Possible application of the hair follicle method to clinical sleep medicine
Masked circadian rhythm sleep disorders are difficult to detect in clinical settings by using the currently available tools and methods. For example, sleep diaries and actograms obtained over several weeks are useful for diagnosing typical circadian rhythm sleep disorders, but cannot provide reliable information on masked circadian rhythm disorders. However, the method based on clock gene expression in hair follicle cells may aid in the objective and rapid clinical detection of circadian sleep problems. Specifically, masked circadian misalignment can be evaluated by comparing the internal phase, estimated by using the hair follicle method, with lifestyle time schedules; in particular, the waking time of individuals on weekdays/workdays is usually strictly limited by social factors and is susceptible to misalignment with the internal circadian phase.50 Our previous data in healthy subjects have indicated that Per3 mRNA levels peak ~1–4 h before the subjects’ habitual waking times.39 The possibility of a masked circadian rhythm sleep disorder therefore increases when the estimated peak times fall outside of this range.
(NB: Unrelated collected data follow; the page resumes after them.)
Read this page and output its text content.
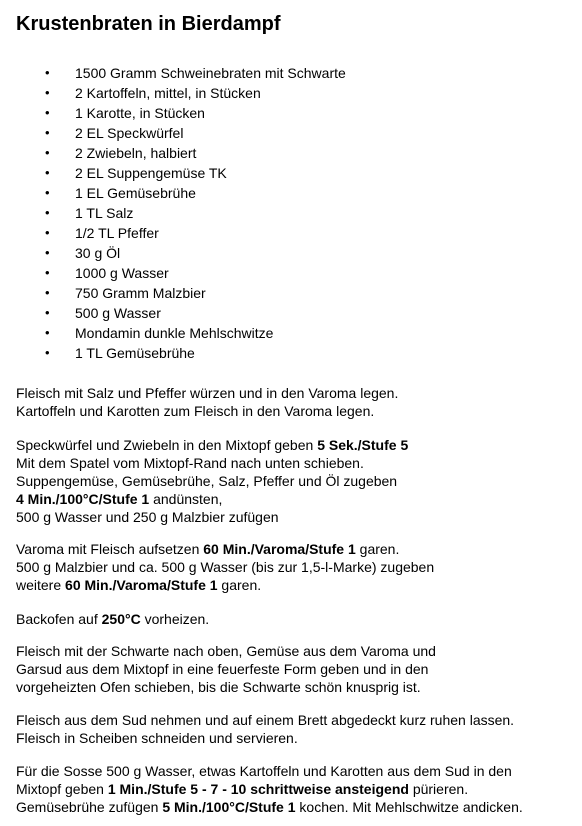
Krustenbraten in Bierdampf
• 1500 Gramm Schweinebraten mit Schwarte
• 2 Kartoffeln, mittel, in Stücken
• 1 Karotte, in Stücken
• 2 EL Speckwürfel
• 2 Zwiebeln, halbiert
• 2 EL Suppengemüse TK
• 1 EL Gemüsebrühe
• 1 TL Salz
• 1/2 TL Pfeffer
• 30 g Öl
• 1000 g Wasser
• 750 Gramm Malzbier
• 500 g Wasser
• Mondamin dunkle Mehlschwitze
• 1 TL Gemüsebrühe
Fleisch mit Salz und Pfeffer würzen und in den Varoma legen.
Kartoffeln und Karotten zum Fleisch in den Varoma legen.
Speckwürfel und Zwiebeln in den Mixtopf geben 5 Sek./Stufe 5
Mit dem Spatel vom Mixtopf-Rand nach unten schieben.
Suppengemüse, Gemüsebrühe, Salz, Pfeffer und Öl zugeben
4 Min./100°C/Stufe 1 andünsten,
500 g Wasser und 250 g Malzbier zufügen
Varoma mit Fleisch aufsetzen 60 Min./Varoma/Stufe 1 garen.
500 g Malzbier und ca. 500 g Wasser (bis zur 1,5-l-Marke) zugeben
weitere 60 Min./Varoma/Stufe 1 garen.
Backofen auf 250°C vorheizen.
Fleisch mit der Schwarte nach oben, Gemüse aus dem Varoma und
Garsud aus dem Mixtopf in eine feuerfeste Form geben und in den
vorgeheizten Ofen schieben, bis die Schwarte schön knusprig ist.
Fleisch aus dem Sud nehmen und auf einem Brett abgedeckt kurz ruhen lassen.
Fleisch in Scheiben schneiden und servieren.
Für die Sosse 500 g Wasser, etwas Kartoffeln und Karotten aus dem Sud in den
Mixtopf geben 1 Min./Stufe 5 - 7 - 10 schrittweise ansteigend pürieren.
Gemüsebrühe zufügen 5 Min./100°C/Stufe 1 kochen. Mit Mehlschwitze andicken.
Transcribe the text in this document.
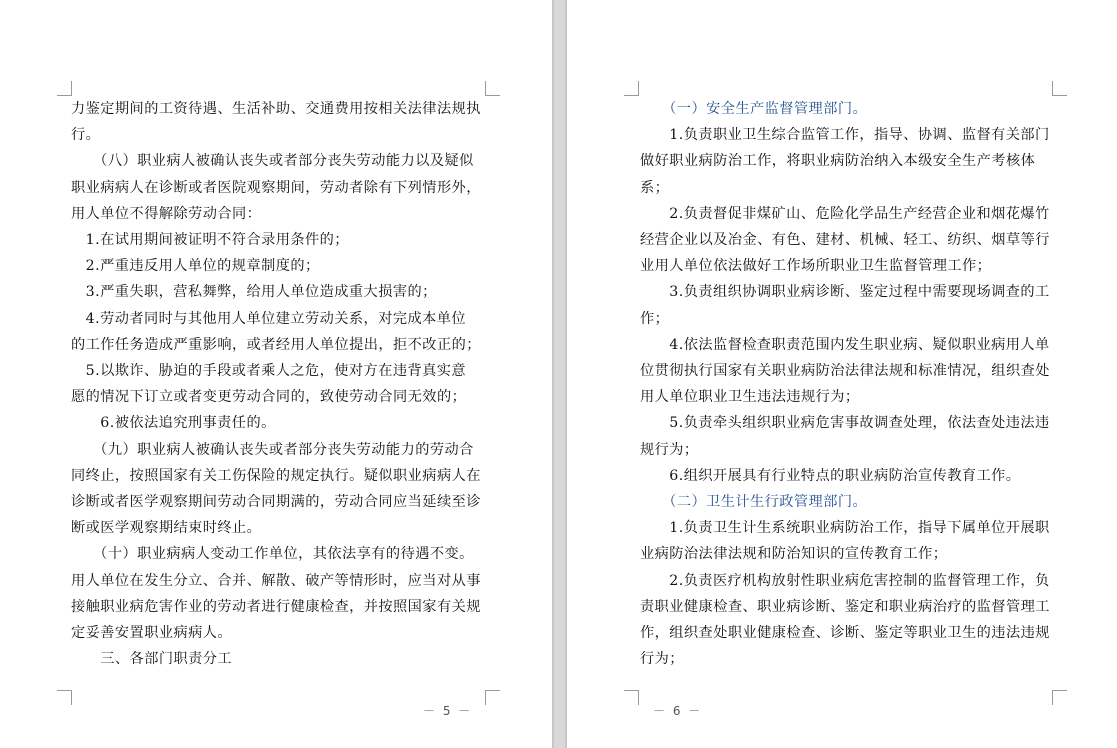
力鉴定期间的工资待遇、生活补助、交通费用按相关法律法规执
行。
　　（八）职业病人被确认丧失或者部分丧失劳动能力以及疑似
职业病病人在诊断或者医院观察期间，劳动者除有下列情形外，
用人单位不得解除劳动合同：
　1.在试用期间被证明不符合录用条件的；
　2.严重违反用人单位的规章制度的；
　3.严重失职，营私舞弊，给用人单位造成重大损害的；
　4.劳动者同时与其他用人单位建立劳动关系，对完成本单位
的工作任务造成严重影响，或者经用人单位提出，拒不改正的；
　5.以欺诈、胁迫的手段或者乘人之危，使对方在违背真实意
愿的情况下订立或者变更劳动合同的，致使劳动合同无效的；
　　6.被依法追究刑事责任的。
　　（九）职业病人被确认丧失或者部分丧失劳动能力的劳动合
同终止，按照国家有关工伤保险的规定执行。疑似职业病病人在
诊断或者医学观察期间劳动合同期满的，劳动合同应当延续至诊
断或医学观察期结束时终止。
　　（十）职业病病人变动工作单位，其依法享有的待遇不变。
用人单位在发生分立、合并、解散、破产等情形时，应当对从事
接触职业病危害作业的劳动者进行健康检查，并按照国家有关规
定妥善安置职业病病人。
　　三、各部门职责分工
－ 5 －
　　（一）安全生产监督管理部门。
　　1.负责职业卫生综合监管工作，指导、协调、监督有关部门
做好职业病防治工作，将职业病防治纳入本级安全生产考核体
系；
　　2.负责督促非煤矿山、危险化学品生产经营企业和烟花爆竹
经营企业以及冶金、有色、建材、机械、轻工、纺织、烟草等行
业用人单位依法做好工作场所职业卫生监督管理工作；
　　3.负责组织协调职业病诊断、鉴定过程中需要现场调查的工
作；
　　4.依法监督检查职责范围内发生职业病、疑似职业病用人单
位贯彻执行国家有关职业病防治法律法规和标准情况，组织查处
用人单位职业卫生违法违规行为；
　　5.负责牵头组织职业病危害事故调查处理，依法查处违法违
规行为；
　　6.组织开展具有行业特点的职业病防治宣传教育工作。
　　（二）卫生计生行政管理部门。
　　1.负责卫生计生系统职业病防治工作，指导下属单位开展职
业病防治法律法规和防治知识的宣传教育工作；
　　2.负责医疗机构放射性职业病危害控制的监督管理工作，负
责职业健康检查、职业病诊断、鉴定和职业病治疗的监督管理工
作，组织查处职业健康检查、诊断、鉴定等职业卫生的违法违规
行为；
－ 6 －
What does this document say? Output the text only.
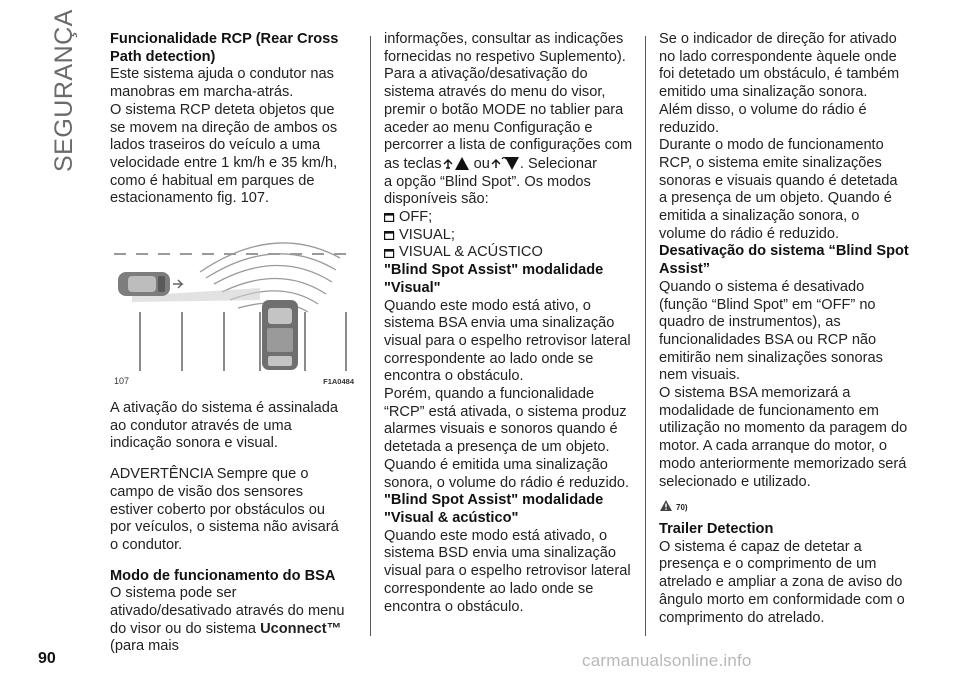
SEGURANÇA Funcionalidade RCP (Rear Cross Path detection)

Este sistema ajuda o condutor nas manobras em marcha-atrás.

O sistema RCP deteta objetos que se movem na direção de ambos os lados traseiros do veículo a uma velocidade entre 1 km/h e 35 km/h, como é habitual em parques de estacionamento fig. 107.

107	F1A0484

A ativação do sistema é assinalada ao condutor através de uma indicação sonora e visual.

ADVERTÊNCIA Sempre que o campo de visão dos sensores estiver coberto por obstáculos ou por veículos, o sistema não avisará o condutor.

Modo de funcionamento do BSA

O sistema pode ser ativado/desativado através do menu do visor ou do sistema Uconnect™ (para mais

informações, consultar as indicações fornecidas no respetivo Suplemento). Para a ativação/desativação do sistema através do menu do visor, premir o botão MODE no tablier para aceder ao menu Configuração e percorrer a lista de configurações com

as teclas ou . Selecionar

a opção “Blind Spot”. Os modos disponíveis são:

OFF;
VISUAL;
VISUAL & ACÚSTICO
"Blind Spot Assist" modalidade "Visual"

Quando este modo está ativo, o sistema BSA envia uma sinalização visual para o espelho retrovisor lateral correspondente ao lado onde se encontra o obstáculo.

Porém, quando a funcionalidade “RCP” está ativada, o sistema produz alarmes visuais e sonoros quando é detetada a presença de um objeto.

Quando é emitida uma sinalização sonora, o volume do rádio é reduzido.

"Blind Spot Assist" modalidade "Visual & acústico"

Quando este modo está ativado, o sistema BSD envia uma sinalização visual para o espelho retrovisor lateral correspondente ao lado onde se encontra o obstáculo.

Se o indicador de direção for ativado no lado correspondente àquele onde foi detetado um obstáculo, é também emitido uma sinalização sonora.

Além disso, o volume do rádio é reduzido.

Durante o modo de funcionamento RCP, o sistema emite sinalizações sonoras e visuais quando é detetada a presença de um objeto. Quando é emitida a sinalização sonora, o volume do rádio é reduzido.

Desativação do sistema “Blind Spot Assist”

Quando o sistema é desativado (função “Blind Spot” em “OFF” no quadro de instrumentos), as funcionalidades BSA ou RCP não emitirão nem sinalizações sonoras nem visuais.

O sistema BSA memorizará a modalidade de funcionamento em utilização no momento da paragem do motor. A cada arranque do motor, o modo anteriormente memorizado será selecionado e utilizado.

70)
Trailer Detection

O sistema é capaz de detetar a presença e o comprimento de um atrelado e ampliar a zona de aviso do ângulo morto em conformidade com o comprimento do atrelado.

90	carmanualsonline.info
In the clinical treatment of masked circadian rhythm sleep disorders, forcing an active-phase brain to fall asleep by administering general sleep drugs, such as GABA receptor agonists, may be counterproductive in some cases. Instead, the circadian phase should be correctly adjusted through bright light exposure and/or administration of melatonin receptor agonists42, 51, 52 to help the internal sleep phase synchronize with the patients’ actual bedtime. Importantly, the effect of light and melatonin (melatonin derivatives) is known to be ‘circadian phase-responsive’,24, 25, 29, 32, 43 and the time of day of the treatment needs to be objectively determined for each patient on the basis of the internal circadian-phase estimation.
Conclusions
Many studies have found that chronic misalignment between circadian and environmental/social rhythms carries a significant risk of various disorders. However, irregular sleep–wake cycles and circadian maladjustment often cause ‘social jet lag’ in our daily lives. The establishment of objective and convenient circadian-phase estimation methods in clinical settings will greatly contribute not only to resolving this global health problem but also to performing effective chronomedicine. Traditional melatonin-based methods have limitations with respect to circadian-phase evaluation; however, our estimation method based on clock gene expression in hair follicle cells may be able to compensate for these limitations.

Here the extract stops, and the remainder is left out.